Oaxacan woman making tortillas

(Oaxaca 2019)

I was invited by a dear friend named Glen Roberts, the founder of Anson Mills and a true legend in the food space, to join him in an expedition to Oaxaca, Mexico, the birthplace of corn. Glen has been on a 25-year journey of unearthing the cultural wealth and biodiversity of agriculture, and has done incredible work to open up pathways and resuscitate traditional foodways and cultural seed varieties that have been nearly extinguished. Needless to say, when you get an invitation from Glen Roberts to go on a seed journey in Oaxaca, you go.

Together with The Ecology Center Director of Impact & Partnerships, Jonathan Zaidman, we met up with Dr. Martha Wilcox, a University of Wisconsin researcher who has been working with Indigenous farmers to keep their milpa culture alive.

We started in Mexico City, where we visited a seed bank with 22,000 varieties of corn before spending time with farming communities throughout the mountainous regions that surround the city. From there, we journeyed to Oaxaca, exploring villages that have been growing the same indigenous varieties of corn for thousands of years. We met with farmers to hear their stories and share meals over their traditional tortillas and playudas. For me, it was a dream come true—a formative experience—to learn about how this incredible partnership between nature and humanity has evolved over time and distributed itself throughout the world.

In particular, I was deeply impacted by going to the source of the seed’s sacredness. It’s no exaggeration to say that corn is sacred for many cultures throughout Mexico—there are a thousand unique uses for the plant, from daily nourishment to spiritual rituals, from practical crafts to seasonal celebrations. The contrast between this beautiful reverence and the sacrilegious commodification of corn in modern-day America couldn’t be more striking. Industrialized agriculture has taken all the magic out of this nourishing, complete plant and broken it down to produce nutritionless calories. Today, the corn we know is just a cog in the wheel of the food processing and meat industries, with no connection to its sacred source.

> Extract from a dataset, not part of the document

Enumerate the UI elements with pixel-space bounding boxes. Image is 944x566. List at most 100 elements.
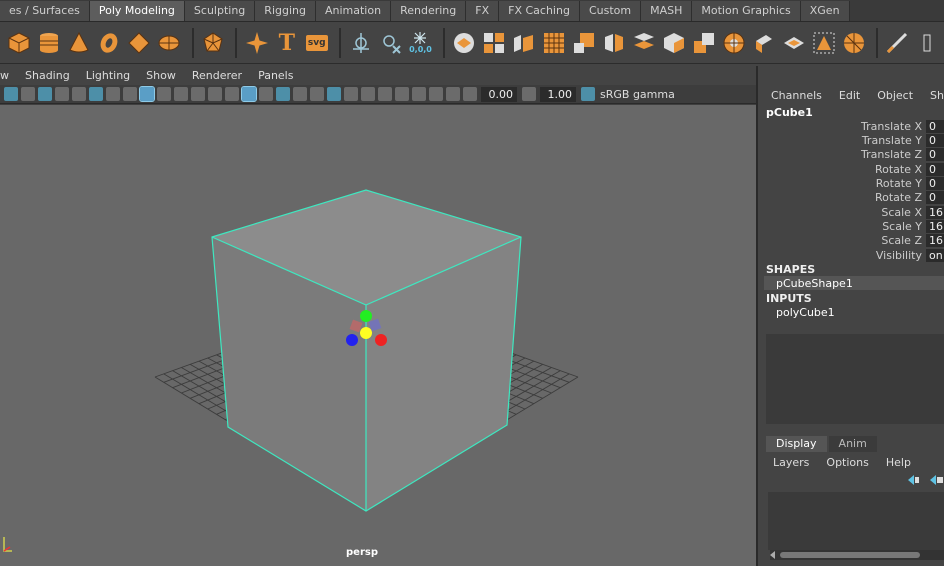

This trip renewed my determination to fight against the industrialization of agriculture, the commodification of food, and the extinguishment of culture. Our greatest tool in this fight is our practice of the milpa, a 10,000-year-old polyculture of crops that integrate together by nature. The corn is the core pillar of basic sustenance, providing a strong structure for the polyculture as well as our human diet. The beans that dance around the cornstalk bring nourishment, while the squash spreads a warm, protective blanket that ties everything together: perfect meal, perfect diet, perfect agriculture.

I’ve returned to Oaxaca several times now—sharing the celebration of the plant with the people who nourish and protect its culture continues to inspire my vision for our Village. We sustain these traditions while building on them through our Village tortilleria and our soon-to-launch Campesino Café, in the hope of bringing new cultures and old ones together into a unified whole.

In Oaxaca, corn is the gravitational center around which all other foods orbit. Needless to say, the locals have an uncommon mastery of this precious grain and use it to create the most delicious tortillas you could ever hope to taste.